Soignants : gérer ses éMAUXtions

C’est un sujet encore tabou que de parler des émotions du soignant. Nous parlons plus exactement de gestion des émotions chez le soignant. Mais qu’est-ce que c’est, cette gestion ? Et qu’implique-t-elle dans la relation soignant-soigné ?


Dans leur pratique, les soignants doivent « gérer leurs émotions » et s’engager « ni trop, ni trop peu » dans la relation thérapeutique. Cette injonction suggère qu’il serait périlleux et non professionnel de s’impliquer. Pourtant, les capacités émotionnelles du soignant sont essentielles dans la relation thérapeutique soignant-soigné tant elle humanise les soins.


Paul EKMAN (Psychologue américain, anthropologue) a fait ressortir lors de ses différents voyages, les décrivant comme « reconnaissables universellement » grâce à leurs caractéristiques spécifiques, six émotions, dites « de base » :


  • Joie La joie est en tout ; il faut savoir l'extraire » CONFUCIUS, Philosophe)

  • Tristesse Pleurer a toujours été pour moi un moyen de sortir les choses profondément enfouies. Quand je chante, je pleure souvent. Pleurer, c'est ressentir, c'est être humain » Ray CHARLES, Chanteur, compositeur et pianiste).

  • PeurL’ignorance mène à la peur, la peur mène à la haine, et la haine conduit à la violence » AVERROES, Médecin et philosophe).

  • Colère La colère est la non-acceptation de l’inacceptable » Marek HALTER, Écrivain).

  • Dégoût La nature m'a doué d'une propriété merveilleuse qui jusqu'ici m'a préservé du dégoût de la vie » Victor CHERBULIEZ, Académicien, romancier, journaliste et critique littéraire).

  • Surprise Calculs ou pas, destin ou hasard, la vie est une suite de surprises », SALAHBK, Poète).


À l’hôpital comme en ville, il faut souvent résister et tenir bon face à l’intensité des troubles émotionnels de certains patients, et, s’il existe des émotions agréables à partager, d’autres percutent les soignants. Souffrance, peur, colère, culpabilité, tristesse peuvent générer des contre-attitudes parfois délétères et impacter les décisions.

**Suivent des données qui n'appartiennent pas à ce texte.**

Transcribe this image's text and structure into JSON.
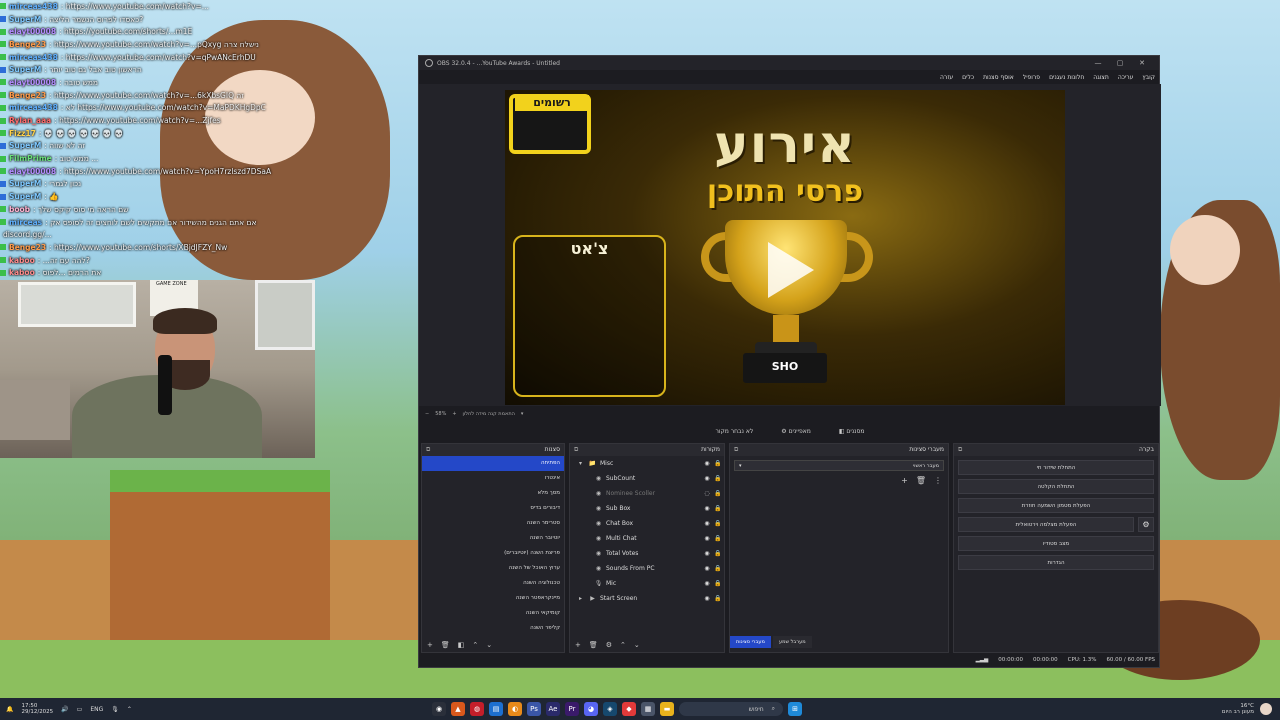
{
  "chat": [
    {
      "user": "mirceas438",
      "msg": ": https://www.youtube.com/watch?v=...",
      "color": "#5fb0ff",
      "badge": "green"
    },
    {
      "user": "SuperM",
      "msg": ": כאסדו לפרוס הנשמר הליצה?",
      "color": "#7ec8ff",
      "badge": "blue"
    },
    {
      "user": "elayt00008",
      "msg": ": https://youtube.com/shorts/...m1E",
      "color": "#b48cff",
      "badge": "green"
    },
    {
      "user": "Benge23",
      "msg": ": https://www.youtube.com/watch?v=...pQxyg נישלח צרה",
      "color": "#ff9b4a",
      "badge": "green"
    },
    {
      "user": "mirceas438",
      "msg": ": https://www.youtube.com/watch?v=qPwANcErhDU",
      "color": "#5fb0ff",
      "badge": "green"
    },
    {
      "user": "SuperM",
      "msg": ": הראשון טוב אבל גם טוב יותר",
      "color": "#7ec8ff",
      "badge": "blue"
    },
    {
      "user": "elayt00008",
      "msg": ": ממש טובה",
      "color": "#b48cff",
      "badge": "green"
    },
    {
      "user": "Benge23",
      "msg": ": https://www.youtube.com/watch?v=...6kXbsGIQ זה",
      "color": "#ff9b4a",
      "badge": "green"
    },
    {
      "user": "mirceas438",
      "msg": ": לא https://www.youtube.com/watch?v=MaPDKHgDpC",
      "color": "#5fb0ff",
      "badge": "green"
    },
    {
      "user": "Rylan_aaa",
      "msg": ": https://www.youtube.com/watch?v=...Zjfes",
      "color": "#ff6b6b",
      "badge": "green"
    },
    {
      "user": "Fizz17",
      "msg": ": 💀 💀 💀 💀 💀 💀 💀",
      "color": "#ffd24a",
      "badge": "green"
    },
    {
      "user": "SuperM",
      "msg": ": זה לא שווה",
      "color": "#7ec8ff",
      "badge": "blue"
    },
    {
      "user": "FilmPrime",
      "msg": ": ממש טוב ...",
      "color": "#6be07a",
      "badge": "green"
    },
    {
      "user": "elayt00008",
      "msg": ": https://www.youtube.com/watch?v=YpoH7rzlszd7DSaA",
      "color": "#b48cff",
      "badge": "green"
    },
    {
      "user": "SuperM",
      "msg": ": נכון לגמרי",
      "color": "#7ec8ff",
      "badge": "blue"
    },
    {
      "user": "SuperM",
      "msg": ": 👍",
      "color": "#7ec8ff",
      "badge": "blue"
    },
    {
      "user": "boob",
      "msg": ": שם הראה מי סוס קיקס שלך",
      "color": "#ffb0d0",
      "badge": "green"
    },
    {
      "user": "mirceas",
      "msg": ": אם אתם הגנים מהשידור אם מתקשים לשם לוחצים זה לסופס אק",
      "color": "#5fb0ff",
      "badge": "green"
    },
    {
      "user": "",
      "msg": "discord.gg/...",
      "color": "#ffffff",
      "badge": "none"
    },
    {
      "user": "Benge23",
      "msg": ": https://www.youtube.com/shorts/XBjdJFZY_Nw",
      "color": "#ff9b4a",
      "badge": "green"
    },
    {
      "user": "kaboo",
      "msg": ": ...להה עם זה?",
      "color": "#ff8a8a",
      "badge": "green"
    },
    {
      "user": "kaboo",
      "msg": ": את הרמים ...לפוס",
      "color": "#ff8a8a",
      "badge": "green"
    }
  ],
  "webcam": {
    "poster_text": "GAME ZONE"
  },
  "obs": {
    "title": "OBS 32.0.4 - ...YouTube Awards - Untitled",
    "menu": [
      "קובץ",
      "עריכה",
      "תצוגה",
      "חלונות נעגנים",
      "פרופיל",
      "אוסף סצנות",
      "כלים",
      "עזרה"
    ],
    "overlay": {
      "rec_label": "רשומים",
      "chat_label": "צ'אט",
      "headline": "אירוע",
      "subheadline": "פרסי התוכן",
      "trophy_base": "SHO"
    },
    "preview_bar": {
      "zoom": "58%",
      "mode": "התאמת קנה מידה לחלון"
    },
    "mode_bar": {
      "no_source": "לא נבחר מקור",
      "properties": "מאפיינים",
      "filters": "מסננים"
    },
    "scenes": {
      "title": "סצנות",
      "items": [
        "הפתיחה",
        "אינטרו",
        "מסך מלא",
        "דיבורים בדיס",
        "סטרימר השנה",
        "יוטיובר השנה",
        "פריצת השנה (יוטיוברים)",
        "ערוץ האוכל של השנה",
        "טכנולוגיה השנה",
        "מיינקראפטר השנה",
        "קומיקאי השנה",
        "קליפר השנה"
      ],
      "active_index": 0
    },
    "sources": {
      "title": "מקורות",
      "items": [
        {
          "name": "Misc",
          "icon": "folder-icon",
          "glyph": "📁",
          "child": false,
          "dim": false,
          "expander": "▾"
        },
        {
          "name": "SubCount",
          "icon": "browser-icon",
          "glyph": "◉",
          "child": true,
          "dim": false,
          "expander": ""
        },
        {
          "name": "Nominee Scoller",
          "icon": "browser-icon",
          "glyph": "◉",
          "child": true,
          "dim": true,
          "expander": ""
        },
        {
          "name": "Sub Box",
          "icon": "browser-icon",
          "glyph": "◉",
          "child": true,
          "dim": false,
          "expander": ""
        },
        {
          "name": "Chat Box",
          "icon": "browser-icon",
          "glyph": "◉",
          "child": true,
          "dim": false,
          "expander": ""
        },
        {
          "name": "Multi Chat",
          "icon": "browser-icon",
          "glyph": "◉",
          "child": true,
          "dim": false,
          "expander": ""
        },
        {
          "name": "Total Votes",
          "icon": "browser-icon",
          "glyph": "◉",
          "child": true,
          "dim": false,
          "expander": ""
        },
        {
          "name": "Sounds From PC",
          "icon": "speaker-icon",
          "glyph": "◉",
          "child": true,
          "dim": false,
          "expander": ""
        },
        {
          "name": "Mic",
          "icon": "mic-icon",
          "glyph": "🎙",
          "child": true,
          "dim": false,
          "expander": ""
        },
        {
          "name": "Start Screen",
          "icon": "media-icon",
          "glyph": "▶",
          "child": false,
          "dim": false,
          "expander": "▸"
        }
      ]
    },
    "transitions": {
      "title": "מעברי סצינות",
      "selected": "מעבר ראשוי",
      "tabs": [
        "מעברי סצינות",
        "מערבל שמע"
      ]
    },
    "controls": {
      "title": "בקרה",
      "buttons": [
        "התחלת שידור חי",
        "התחלת הקלטה",
        "הפעלת מטמון השמעה חוזרת",
        "הפעלת מצלמה וירטואלית",
        "מצב סטודיו",
        "הגדרות"
      ]
    },
    "status": {
      "rec_time": "00:00:00",
      "stream_time": "00:00:00",
      "cpu": "CPU: 1.3%",
      "fps": "60.00 / 60.00 FPS"
    }
  },
  "taskbar": {
    "time": "17:50",
    "date": "29/12/2025",
    "lang": "ENG",
    "search_label": "חיפוש",
    "weather_temp": "16°C",
    "weather_desc": "מעונן רב היום"
  }
}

Comment reconnaître ces émotions/affects/sentiments (à différencier au préalable) et faire en sorte qu’elles ne nuisent pas à la relation, au soin, au patient et au soignant lui-même ?




Un article « Émotions de soignant, émotions de soigné » de Jean-Jacques PRAHIN (Docteur en médecine et psychothérapeute) nous éclaire sur la question. Cet article technique s’attelle principalement à l’émotion au cœur de la relation soignant-soigné et l’utilité des émotions en généralité.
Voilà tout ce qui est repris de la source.